Crestron Driver Resources
- The Crestron driver development documentation can be found here.
- The latest version of the Crestron Drivers SDK can be found on the above web site resources page here.
- The extension driver template can be downloaded from my GitHub here: https://github.com/jbasen/Crestron-Home-Extension-Driver-Template. Unfortunately, because the solution folder for a Crestron Home project is so large I am only able to add the source files to Github instead of a zip file of the entire solution.
Crestron Areas for Improvement
Besides the issues I outlined in the beginning of this article on the documentation and code samples that Crestron has produced, there are a few additional ways that Crestron could improve the process of creating drivers for Crestron Home.
To load your driver onto a Crestron Home processor you need to:
- Use the Crestron Home Setup App to remove any old versions of the driver that have been loaded into rooms on your Crestron Home processor.
- Wait two minutes
- Use Toolbox to reboot your processor
- Use Crestron Toolbox File Manager to delete your driver off of the processor
- Use Toolbox File Manager to load the new version of your driver onto the processor
- Use Toolbox to reboot your processor.
- Use the Crestron Home Setup App to add the driver into a room on the processor
First, this process is way too time consuming – especially the time you sit around waiting for the processor to reboot.

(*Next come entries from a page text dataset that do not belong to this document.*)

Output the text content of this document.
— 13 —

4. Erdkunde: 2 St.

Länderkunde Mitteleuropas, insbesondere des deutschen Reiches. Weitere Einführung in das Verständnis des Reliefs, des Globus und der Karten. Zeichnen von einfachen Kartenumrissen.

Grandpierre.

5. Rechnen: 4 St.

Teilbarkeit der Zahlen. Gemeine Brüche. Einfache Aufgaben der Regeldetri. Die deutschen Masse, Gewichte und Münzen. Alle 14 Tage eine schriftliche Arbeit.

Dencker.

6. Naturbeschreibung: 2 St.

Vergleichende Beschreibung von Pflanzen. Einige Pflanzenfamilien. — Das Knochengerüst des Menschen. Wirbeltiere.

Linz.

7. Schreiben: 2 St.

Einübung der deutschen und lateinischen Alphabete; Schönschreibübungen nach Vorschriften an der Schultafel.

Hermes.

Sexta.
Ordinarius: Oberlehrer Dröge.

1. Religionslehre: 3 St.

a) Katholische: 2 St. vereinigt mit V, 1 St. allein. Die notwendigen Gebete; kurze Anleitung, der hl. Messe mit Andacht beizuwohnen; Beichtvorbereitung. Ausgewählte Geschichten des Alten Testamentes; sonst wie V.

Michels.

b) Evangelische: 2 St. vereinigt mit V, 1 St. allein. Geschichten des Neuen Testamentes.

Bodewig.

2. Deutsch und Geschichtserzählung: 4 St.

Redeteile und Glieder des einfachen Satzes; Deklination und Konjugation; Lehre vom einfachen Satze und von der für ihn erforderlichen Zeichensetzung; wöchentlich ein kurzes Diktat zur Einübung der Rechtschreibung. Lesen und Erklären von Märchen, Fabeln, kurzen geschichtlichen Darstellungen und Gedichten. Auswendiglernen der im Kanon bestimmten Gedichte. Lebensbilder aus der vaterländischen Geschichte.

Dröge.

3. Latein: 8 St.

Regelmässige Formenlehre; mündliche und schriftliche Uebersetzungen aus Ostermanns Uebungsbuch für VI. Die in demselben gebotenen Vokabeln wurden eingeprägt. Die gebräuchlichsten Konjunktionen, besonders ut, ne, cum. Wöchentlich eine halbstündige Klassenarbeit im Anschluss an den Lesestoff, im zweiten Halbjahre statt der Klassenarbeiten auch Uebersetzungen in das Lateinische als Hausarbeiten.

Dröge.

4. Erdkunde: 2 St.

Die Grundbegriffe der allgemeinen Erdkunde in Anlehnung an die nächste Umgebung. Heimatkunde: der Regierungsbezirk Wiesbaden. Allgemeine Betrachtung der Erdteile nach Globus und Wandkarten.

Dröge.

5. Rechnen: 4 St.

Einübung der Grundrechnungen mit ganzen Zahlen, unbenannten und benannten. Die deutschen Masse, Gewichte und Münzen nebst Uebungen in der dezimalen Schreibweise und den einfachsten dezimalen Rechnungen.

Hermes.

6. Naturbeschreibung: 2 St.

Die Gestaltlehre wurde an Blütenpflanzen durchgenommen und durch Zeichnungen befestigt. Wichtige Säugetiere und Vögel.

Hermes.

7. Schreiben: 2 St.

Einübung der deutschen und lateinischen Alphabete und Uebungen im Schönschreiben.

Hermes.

Second, if you make a mistake, like forgetting to use the Crestron Home Setup App to remove the driver from a room before you use toolbox to delete it off the processor, you are probably going to need to factory reset your processor to correct the problem. Crestron needs to improve the workflow to make it faster and less prone to mistakes by:
- Allow the process to be automated with a script
- Create a console command to force the processor to delete the driver without having to wait two minutes followed by a reboot of the processor
- Create a console command that would make a driver uploaded to the processor available for use in the Crestron Home Setup App without having to go through the slow process of rebooting the processor a second time
Summary
Crestron does a good job of documenting the process of installing the driver SDK, creating a driver project in Visual Studio, and side loading the drive to your Crestron Home processor. Where the documentation falls down is the lack of C# code snippets to help less experienced programmers come up to speed quickly. Hopefully the template I created and the content of this article will help people over the remainder of the learning cliff required to write their first extension driver.